The Onscreen View Control is optional to have displayed. You can hide the whole system if you want. You can also show or hide the three axes or the compass. When you are in the Top view, there is a toggle button on the cube that takes you to the Top/Plan view, which is synonymous with a 2D CAD view of both 2D and 3D BIM objects. Another neat feature is that when you change the active working plane, the X-Y-Z axes update in relation to the control cube. And what about the compass? If your project is geo-referenced, then you can quickly rely on the compass feature to indicate where your model sits in relation to north-south and east-west axes, as well as capture accurate sun shadows.
More Competitiveness
The big stuff just mentioned above includes some items without parallel in the top rival BIM solutions. In the last release, we saw Vectorworks 2024 add true bi-directional linkage between Vectorworks worksheets and Excel worksheets on both Mac and Windows platforms—an industry first and still exclusive.

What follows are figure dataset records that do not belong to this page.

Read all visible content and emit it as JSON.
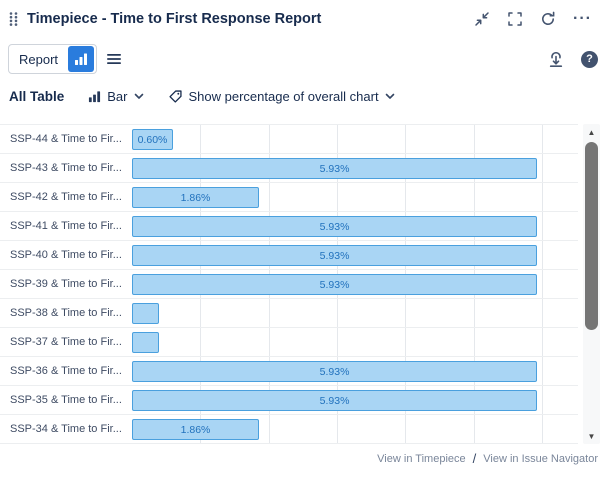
{
  "header": {
    "title": "Timepiece - Time to First Response Report",
    "more_glyph": "···"
  },
  "toolbar": {
    "report_label": "Report",
    "help_glyph": "?"
  },
  "controls": {
    "table_label": "All Table",
    "chart_type": "Bar",
    "display_option": "Show percentage of overall chart"
  },
  "scrollbar": {
    "up_glyph": "▲",
    "down_glyph": "▼"
  },
  "footer": {
    "link_timepiece": "View in Timepiece",
    "separator": "/",
    "link_issue_navigator": "View in Issue Navigator"
  },
  "chart_data": {
    "type": "bar",
    "orientation": "horizontal",
    "title": "Time to First Response Report",
    "categories": [
      "SSP-44 & Time to Fir...",
      "SSP-43 & Time to Fir...",
      "SSP-42 & Time to Fir...",
      "SSP-41 & Time to Fir...",
      "SSP-40 & Time to Fir...",
      "SSP-39 & Time to Fir...",
      "SSP-38 & Time to Fir...",
      "SSP-37 & Time to Fir...",
      "SSP-36 & Time to Fir...",
      "SSP-35 & Time to Fir...",
      "SSP-34 & Time to Fir..."
    ],
    "values": [
      0.6,
      5.93,
      1.86,
      5.93,
      5.93,
      5.93,
      0.4,
      0.4,
      5.93,
      5.93,
      1.86
    ],
    "bar_labels": [
      "0.60%",
      "5.93%",
      "1.86%",
      "5.93%",
      "5.93%",
      "5.93%",
      "",
      "",
      "5.93%",
      "5.93%",
      "1.86%"
    ],
    "unit": "%",
    "xlim": [
      0,
      6.5
    ],
    "gridlines_percent": [
      1,
      2,
      3,
      4,
      5,
      6
    ],
    "legend": "Show percentage of overall chart",
    "colors": {
      "bar_fill": "#a9d5f4",
      "bar_border": "#4aa0de",
      "label": "#2272bd",
      "gridline": "#e5e8ec"
    }
  }
}
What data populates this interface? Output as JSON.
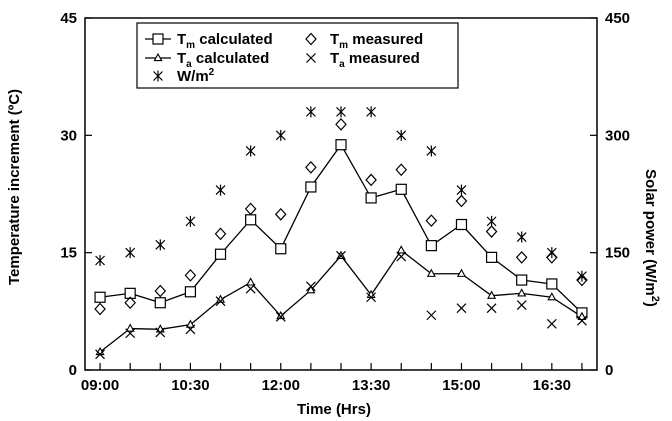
{
  "chart_data": {
    "type": "line",
    "xlabel": "Time (Hrs)",
    "ylabel_left": "Temperature increment (ºC)",
    "ylabel_right": "Solar power (W/m",
    "ylabel_right_sup": "2",
    "ylabel_right_suffix": ")",
    "xlim": [
      "08:45",
      "17:15"
    ],
    "ylim_left": [
      0,
      45
    ],
    "ylim_right": [
      0,
      450
    ],
    "x_ticks": [
      "09:00",
      "10:30",
      "12:00",
      "13:30",
      "15:00",
      "16:30"
    ],
    "y_ticks_left": [
      "0",
      "15",
      "30",
      "45"
    ],
    "y_ticks_right": [
      "0",
      "150",
      "300",
      "450"
    ],
    "legend_position": "top-left",
    "x": [
      "09:00",
      "09:30",
      "10:00",
      "10:30",
      "11:00",
      "11:30",
      "12:00",
      "12:30",
      "13:00",
      "13:30",
      "14:00",
      "14:30",
      "15:00",
      "15:30",
      "16:00",
      "16:30",
      "17:00"
    ],
    "series": [
      {
        "name": "T_m calculated",
        "legend_main": "T",
        "legend_sub": "m",
        "legend_rest": " calculated",
        "marker": "square",
        "line": true,
        "axis": "left",
        "values": [
          9.3,
          9.8,
          8.6,
          10.0,
          14.8,
          19.2,
          15.5,
          23.4,
          28.8,
          22.0,
          23.1,
          15.9,
          18.6,
          14.4,
          11.5,
          11.0,
          7.3
        ]
      },
      {
        "name": "T_m measured",
        "legend_main": "T",
        "legend_sub": "m",
        "legend_rest": " measured",
        "marker": "diamond",
        "line": false,
        "axis": "left",
        "values": [
          7.8,
          8.6,
          10.1,
          12.1,
          17.4,
          20.6,
          19.9,
          25.9,
          31.4,
          24.3,
          25.6,
          19.1,
          21.6,
          17.7,
          14.4,
          14.4,
          11.5
        ]
      },
      {
        "name": "T_a calculated",
        "legend_main": "T",
        "legend_sub": "a",
        "legend_rest": " calculated",
        "marker": "triangle",
        "line": true,
        "axis": "left",
        "values": [
          2.3,
          5.3,
          5.2,
          5.8,
          9.0,
          11.2,
          6.9,
          10.2,
          14.6,
          9.6,
          15.3,
          12.3,
          12.3,
          9.5,
          9.8,
          9.3,
          6.8
        ]
      },
      {
        "name": "T_a measured",
        "legend_main": "T",
        "legend_sub": "a",
        "legend_rest": " measured",
        "marker": "x",
        "line": false,
        "axis": "left",
        "values": [
          2.0,
          4.7,
          4.8,
          5.2,
          8.8,
          10.4,
          6.8,
          10.7,
          14.6,
          9.3,
          14.5,
          7.0,
          7.9,
          7.9,
          8.3,
          5.9,
          6.3
        ]
      },
      {
        "name": "W/m2",
        "legend_main": "W/m",
        "legend_sup": "2",
        "legend_rest": "",
        "marker": "asterisk",
        "line": false,
        "axis": "right",
        "values": [
          140,
          150,
          160,
          190,
          230,
          280,
          300,
          330,
          330,
          330,
          300,
          280,
          230,
          190,
          170,
          150,
          120
        ]
      }
    ]
  }
}
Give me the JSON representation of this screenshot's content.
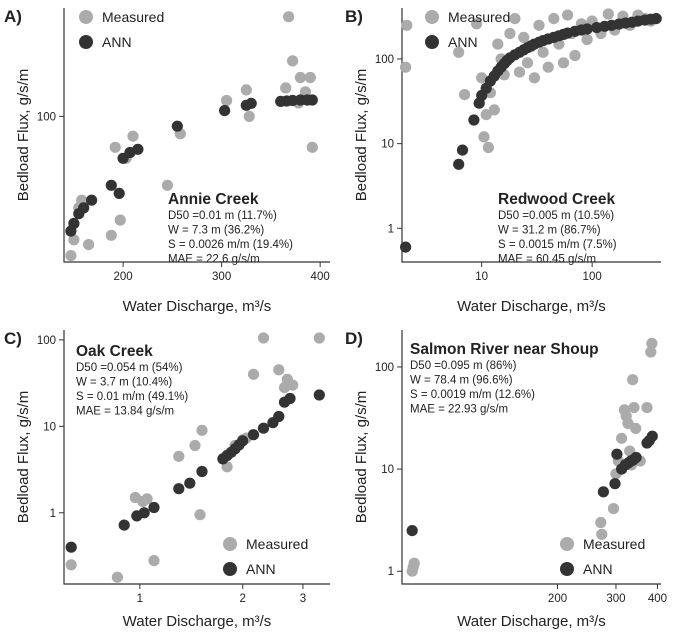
{
  "colors": {
    "measured": "#ababab",
    "ann": "#333333"
  },
  "chart_data": [
    {
      "type": "scatter",
      "panel_label": "A)",
      "site": "Annie Creek",
      "stats": [
        "D50 =0.01 m (11.7%)",
        "W = 7.3 m (36.2%)",
        "S = 0.0026 m/m (19.4%)",
        "MAE = 22.6 g/s/m"
      ],
      "xlabel": "Water Discharge, m³/s",
      "ylabel": "Bedload Flux, g/s/m",
      "xscale": "linear",
      "yscale": "log",
      "xlim": [
        140,
        410
      ],
      "ylim": [
        9,
        600
      ],
      "xticks": [
        200,
        300,
        400
      ],
      "xtick_labels": [
        "200",
        "300",
        "400"
      ],
      "yticks": [
        100
      ],
      "ytick_labels": [
        "100"
      ],
      "legend_position": "top-left",
      "series": [
        {
          "name": "Measured",
          "points": [
            [
              147,
              10
            ],
            [
              150,
              13
            ],
            [
              155,
              22
            ],
            [
              158,
              25
            ],
            [
              165,
              12
            ],
            [
              188,
              14
            ],
            [
              192,
              60
            ],
            [
              197,
              18
            ],
            [
              203,
              50
            ],
            [
              210,
              72
            ],
            [
              245,
              32
            ],
            [
              258,
              75
            ],
            [
              305,
              130
            ],
            [
              325,
              155
            ],
            [
              328,
              100
            ],
            [
              365,
              160
            ],
            [
              368,
              520
            ],
            [
              372,
              250
            ],
            [
              378,
              125
            ],
            [
              380,
              190
            ],
            [
              385,
              150
            ],
            [
              390,
              190
            ],
            [
              392,
              60
            ]
          ]
        },
        {
          "name": "ANN",
          "points": [
            [
              147,
              15
            ],
            [
              150,
              17
            ],
            [
              155,
              20
            ],
            [
              160,
              22
            ],
            [
              168,
              25
            ],
            [
              188,
              32
            ],
            [
              196,
              28
            ],
            [
              200,
              50
            ],
            [
              207,
              55
            ],
            [
              215,
              58
            ],
            [
              255,
              85
            ],
            [
              303,
              110
            ],
            [
              325,
              120
            ],
            [
              330,
              124
            ],
            [
              360,
              128
            ],
            [
              366,
              129
            ],
            [
              372,
              130
            ],
            [
              380,
              131
            ],
            [
              387,
              131
            ],
            [
              392,
              131
            ]
          ]
        }
      ]
    },
    {
      "type": "scatter",
      "panel_label": "B)",
      "site": "Redwood Creek",
      "stats": [
        "D50 =0.005 m (10.5%)",
        "W = 31.2 m (86.7%)",
        "S = 0.0015 m/m (7.5%)",
        "MAE = 60.45 g/s/m"
      ],
      "xlabel": "Water Discharge, m³/s",
      "ylabel": "Bedload Flux, g/s/m",
      "xscale": "log",
      "yscale": "log",
      "xlim": [
        1.9,
        420
      ],
      "ylim": [
        0.4,
        400
      ],
      "xticks": [
        10,
        100
      ],
      "xtick_labels": [
        "10",
        "100"
      ],
      "yticks": [
        1,
        10,
        100
      ],
      "ytick_labels": [
        "1",
        "10",
        "100"
      ],
      "legend_position": "top-left",
      "series": [
        {
          "name": "Measured",
          "points": [
            [
              2.05,
              80
            ],
            [
              2.1,
              250
            ],
            [
              6.2,
              120
            ],
            [
              7.0,
              38
            ],
            [
              9.0,
              260
            ],
            [
              10.0,
              60
            ],
            [
              10.5,
              12
            ],
            [
              11.0,
              22
            ],
            [
              11.5,
              9
            ],
            [
              12.0,
              40
            ],
            [
              13,
              25
            ],
            [
              14,
              150
            ],
            [
              15,
              100
            ],
            [
              16,
              65
            ],
            [
              18,
              200
            ],
            [
              20,
              300
            ],
            [
              22,
              70
            ],
            [
              24,
              180
            ],
            [
              26,
              90
            ],
            [
              28,
              140
            ],
            [
              30,
              60
            ],
            [
              33,
              250
            ],
            [
              36,
              120
            ],
            [
              40,
              80
            ],
            [
              45,
              300
            ],
            [
              50,
              150
            ],
            [
              55,
              90
            ],
            [
              60,
              330
            ],
            [
              65,
              200
            ],
            [
              70,
              110
            ],
            [
              80,
              260
            ],
            [
              90,
              170
            ],
            [
              100,
              280
            ],
            [
              120,
              200
            ],
            [
              140,
              340
            ],
            [
              160,
              220
            ],
            [
              190,
              320
            ],
            [
              220,
              250
            ],
            [
              260,
              330
            ],
            [
              300,
              300
            ],
            [
              340,
              280
            ]
          ]
        },
        {
          "name": "ANN",
          "points": [
            [
              2.05,
              0.6
            ],
            [
              6.2,
              5.7
            ],
            [
              6.7,
              8.4
            ],
            [
              8.5,
              19
            ],
            [
              9.5,
              30
            ],
            [
              10,
              37
            ],
            [
              11,
              45
            ],
            [
              12,
              55
            ],
            [
              13,
              63
            ],
            [
              14,
              72
            ],
            [
              15,
              80
            ],
            [
              16,
              88
            ],
            [
              17,
              96
            ],
            [
              18,
              103
            ],
            [
              20,
              112
            ],
            [
              22,
              120
            ],
            [
              24,
              128
            ],
            [
              26,
              136
            ],
            [
              28,
              143
            ],
            [
              30,
              150
            ],
            [
              33,
              158
            ],
            [
              36,
              165
            ],
            [
              40,
              172
            ],
            [
              45,
              180
            ],
            [
              50,
              188
            ],
            [
              55,
              195
            ],
            [
              60,
              202
            ],
            [
              70,
              212
            ],
            [
              80,
              220
            ],
            [
              90,
              226
            ],
            [
              110,
              235
            ],
            [
              130,
              243
            ],
            [
              150,
              250
            ],
            [
              175,
              258
            ],
            [
              200,
              265
            ],
            [
              230,
              272
            ],
            [
              260,
              280
            ],
            [
              300,
              288
            ],
            [
              340,
              295
            ],
            [
              380,
              300
            ]
          ]
        }
      ]
    },
    {
      "type": "scatter",
      "panel_label": "C)",
      "site": "Oak Creek",
      "stats": [
        "D50 =0.054 m (54%)",
        "W = 3.7 m (10.4%)",
        "S = 0.01 m/m (49.1%)",
        "MAE = 13.84 g/s/m"
      ],
      "xlabel": "Water Discharge, m³/s",
      "ylabel": "Bedload Flux, g/s/m",
      "xscale": "log",
      "yscale": "log",
      "xlim": [
        0.6,
        3.6
      ],
      "ylim": [
        0.15,
        130
      ],
      "xticks": [
        1,
        2,
        3
      ],
      "xtick_labels": [
        "1",
        "2",
        "3"
      ],
      "yticks": [
        1,
        10,
        100
      ],
      "ytick_labels": [
        "1",
        "10",
        "100"
      ],
      "legend_position": "bottom-right",
      "series": [
        {
          "name": "Measured",
          "points": [
            [
              0.63,
              0.25
            ],
            [
              0.86,
              0.18
            ],
            [
              0.97,
              1.5
            ],
            [
              1.02,
              1.35
            ],
            [
              1.05,
              1.45
            ],
            [
              1.1,
              0.28
            ],
            [
              1.3,
              4.5
            ],
            [
              1.45,
              6
            ],
            [
              1.5,
              0.95
            ],
            [
              1.52,
              9
            ],
            [
              1.8,
              3.4
            ],
            [
              1.9,
              6
            ],
            [
              2.0,
              7
            ],
            [
              2.05,
              7.3
            ],
            [
              2.15,
              40
            ],
            [
              2.3,
              105
            ],
            [
              2.55,
              45
            ],
            [
              2.65,
              28
            ],
            [
              2.7,
              35
            ],
            [
              2.8,
              30
            ],
            [
              3.35,
              105
            ]
          ]
        },
        {
          "name": "ANN",
          "points": [
            [
              0.63,
              0.4
            ],
            [
              0.9,
              0.72
            ],
            [
              0.98,
              0.92
            ],
            [
              1.03,
              1.0
            ],
            [
              1.1,
              1.15
            ],
            [
              1.3,
              1.9
            ],
            [
              1.4,
              2.2
            ],
            [
              1.52,
              3.0
            ],
            [
              1.75,
              4.2
            ],
            [
              1.8,
              4.6
            ],
            [
              1.85,
              5.0
            ],
            [
              1.9,
              5.5
            ],
            [
              1.95,
              6.1
            ],
            [
              2.0,
              6.8
            ],
            [
              2.15,
              8.0
            ],
            [
              2.3,
              9.5
            ],
            [
              2.45,
              11
            ],
            [
              2.55,
              13
            ],
            [
              2.65,
              19
            ],
            [
              2.75,
              21
            ],
            [
              3.35,
              23
            ]
          ]
        }
      ]
    },
    {
      "type": "scatter",
      "panel_label": "D)",
      "site": "Salmon River near Shoup",
      "stats": [
        "D50 =0.095 m (86%)",
        "W = 78.4 m (96.6%)",
        "S = 0.0019 m/m (12.6%)",
        "MAE = 22.93 g/s/m"
      ],
      "xlabel": "Water Discharge, m³/s",
      "ylabel": "Bedload Flux, g/s/m",
      "xscale": "log",
      "yscale": "log",
      "xlim": [
        68,
        410
      ],
      "ylim": [
        0.75,
        230
      ],
      "xticks": [
        200,
        300,
        400
      ],
      "xtick_labels": [
        "200",
        "300",
        "400"
      ],
      "yticks": [
        1,
        10,
        100
      ],
      "ytick_labels": [
        "1",
        "10",
        "100"
      ],
      "legend_position": "bottom-right",
      "series": [
        {
          "name": "Measured",
          "points": [
            [
              73,
              1.0
            ],
            [
              73.5,
              1.1
            ],
            [
              74,
              1.2
            ],
            [
              270,
              3.0
            ],
            [
              272,
              2.3
            ],
            [
              295,
              4.1
            ],
            [
              300,
              9
            ],
            [
              305,
              12
            ],
            [
              312,
              20
            ],
            [
              318,
              38
            ],
            [
              322,
              33
            ],
            [
              326,
              28
            ],
            [
              330,
              15
            ],
            [
              334,
              11
            ],
            [
              337,
              75
            ],
            [
              340,
              40
            ],
            [
              344,
              25
            ],
            [
              355,
              12
            ],
            [
              372,
              40
            ],
            [
              382,
              140
            ],
            [
              385,
              170
            ]
          ]
        },
        {
          "name": "ANN",
          "points": [
            [
              73,
              2.5
            ],
            [
              275,
              6
            ],
            [
              298,
              7.2
            ],
            [
              302,
              14
            ],
            [
              312,
              10
            ],
            [
              320,
              11
            ],
            [
              327,
              11.5
            ],
            [
              333,
              12
            ],
            [
              338,
              12.3
            ],
            [
              345,
              13
            ],
            [
              372,
              18
            ],
            [
              378,
              19
            ],
            [
              386,
              21
            ]
          ]
        }
      ]
    }
  ]
}
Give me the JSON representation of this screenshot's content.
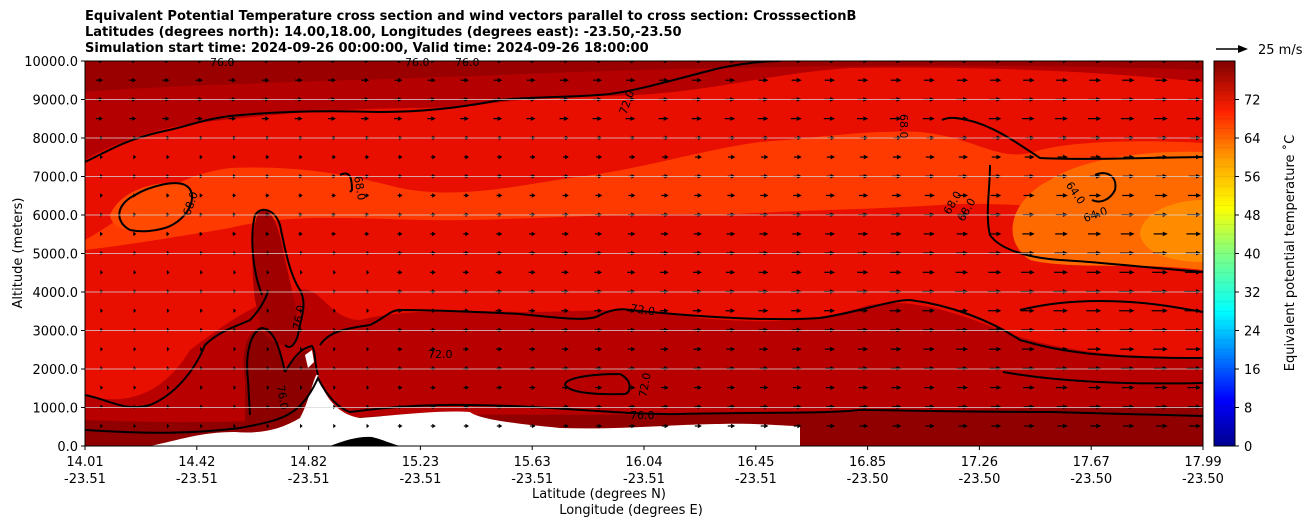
{
  "chart_data": {
    "type": "heatmap",
    "title_lines": [
      "Equivalent Potential Temperature cross section and wind vectors parallel to cross section: CrosssectionB",
      "Latitudes (degrees north): 14.00,18.00, Longitudes (degrees east): -23.50,-23.50",
      "Simulation start time: 2024-09-26 00:00:00, Valid time: 2024-09-26 18:00:00"
    ],
    "xlabel": "Latitude (degrees N)",
    "xlabel2": "Longitude (degrees E)",
    "ylabel": "Altitude (meters)",
    "ylim": [
      0,
      10000
    ],
    "y_ticks": [
      "0.0",
      "1000.0",
      "2000.0",
      "3000.0",
      "4000.0",
      "5000.0",
      "6000.0",
      "7000.0",
      "8000.0",
      "9000.0",
      "10000.0"
    ],
    "x_ticks_lat": [
      "14.01",
      "14.42",
      "14.82",
      "15.23",
      "15.63",
      "16.04",
      "16.45",
      "16.85",
      "17.26",
      "17.67",
      "17.99"
    ],
    "x_ticks_lon": [
      "-23.51",
      "-23.51",
      "-23.51",
      "-23.51",
      "-23.51",
      "-23.51",
      "-23.51",
      "-23.50",
      "-23.50",
      "-23.50",
      "-23.50"
    ],
    "grid": "horizontal",
    "colorbar": {
      "label": "Equivalent potential temperature ˚C",
      "range": [
        0,
        80
      ],
      "ticks": [
        "0",
        "8",
        "16",
        "24",
        "32",
        "40",
        "48",
        "56",
        "64",
        "72"
      ]
    },
    "quiver_key": {
      "label": "25 m/s"
    },
    "contour_labels": [
      "76.0",
      "76.0",
      "76.0",
      "72.0",
      "68.0",
      "68.0",
      "68.0",
      "68.0",
      "68.0",
      "64.0",
      "64.0",
      "76.0",
      "76.0",
      "72.0",
      "72.0",
      "72.0",
      "76.0"
    ]
  }
}
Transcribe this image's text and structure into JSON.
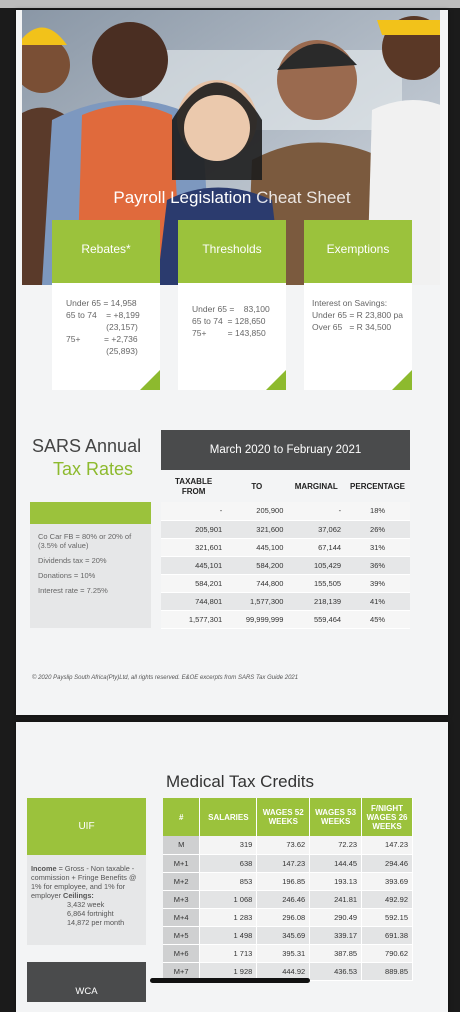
{
  "hero": {
    "title_main": "Payroll Legislation",
    "title_light": "Cheat Sheet"
  },
  "cards": [
    {
      "title": "Rebates*",
      "lines": [
        "Under 65 = 14,958",
        "65 to 74    = +8,199",
        "                 (23,157)",
        "75+          = +2,736",
        "                 (25,893)"
      ]
    },
    {
      "title": "Thresholds",
      "lines": [
        "Under 65 =    83,100",
        "65 to 74  = 128,650",
        "75+         = 143,850"
      ]
    },
    {
      "title": "Exemptions",
      "lines": [
        "Interest on Savings:",
        "Under 65 = R 23,800 pa",
        "Over 65   = R 34,500"
      ]
    }
  ],
  "tax_rates": {
    "heading_1": "SARS Annual",
    "heading_2": "Tax Rates",
    "period": "March 2020 to February 2021",
    "columns": [
      "TAXABLE FROM",
      "TO",
      "MARGINAL",
      "PERCENTAGE"
    ],
    "rows": [
      [
        "-",
        "205,900",
        "-",
        "18%"
      ],
      [
        "205,901",
        "321,600",
        "37,062",
        "26%"
      ],
      [
        "321,601",
        "445,100",
        "67,144",
        "31%"
      ],
      [
        "445,101",
        "584,200",
        "105,429",
        "36%"
      ],
      [
        "584,201",
        "744,800",
        "155,505",
        "39%"
      ],
      [
        "744,801",
        "1,577,300",
        "218,139",
        "41%"
      ],
      [
        "1,577,301",
        "99,999,999",
        "559,464",
        "45%"
      ]
    ],
    "notes": [
      "Co Car FB = 80% or 20% of (3.5% of value)",
      "Dividends tax = 20%",
      "Donations = 10%",
      "Interest rate = 7.25%"
    ]
  },
  "footer": "© 2020 Payslip South Africa(Pty)Ltd, all rights reserved. E&OE excerpts from SARS Tax Guide 2021",
  "medical": {
    "title": "Medical Tax Credits",
    "columns": [
      "#",
      "SALARIES",
      "WAGES 52 WEEKS",
      "WAGES 53 WEEKS",
      "F/NIGHT WAGES 26 WEEKS"
    ],
    "rows": [
      [
        "M",
        "319",
        "73.62",
        "72.23",
        "147.23"
      ],
      [
        "M+1",
        "638",
        "147.23",
        "144.45",
        "294.46"
      ],
      [
        "M+2",
        "853",
        "196.85",
        "193.13",
        "393.69"
      ],
      [
        "M+3",
        "1 068",
        "246.46",
        "241.81",
        "492.92"
      ],
      [
        "M+4",
        "1 283",
        "296.08",
        "290.49",
        "592.15"
      ],
      [
        "M+5",
        "1 498",
        "345.69",
        "339.17",
        "691.38"
      ],
      [
        "M+6",
        "1 713",
        "395.31",
        "387.85",
        "790.62"
      ],
      [
        "M+7",
        "1 928",
        "444.92",
        "436.53",
        "889.85"
      ]
    ]
  },
  "uif": {
    "title": "UIF",
    "income_label": "Income",
    "income_text": "= Gross - Non taxable - commission + Fringe Benefits @ 1% for employee, and 1% for employer",
    "ceilings_label": "Ceilings:",
    "ceilings": [
      "3,432 week",
      "6,864 fortnight",
      "14,872 per month"
    ]
  },
  "wca": {
    "title": "WCA"
  }
}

As already mentioned, the new ability to automate the export of BIM models to multiple older versions of Revit all at once is also an industry first. Two years ago, Vectorworks was the first BIM solution for Apple Silicon computers, another industry first.
And speaking of Apple Silicon! We have learned that Apple is planning to create custom chips to handle specific Apple Intelligence (AI) functions. While other AI technologies are developed to run across various flavors of CPUs and GPUs, an ASIC chip is hardware-engineered just for that specific function and tied into software. The tight integration enables unbeatable performance for that software function compared to running it through a CPU or GPU. We are not sure where Vectorworks will go with Apple Intelligence (AI) in the future, but we are sure silicon advantages will exist for it to avail itself of.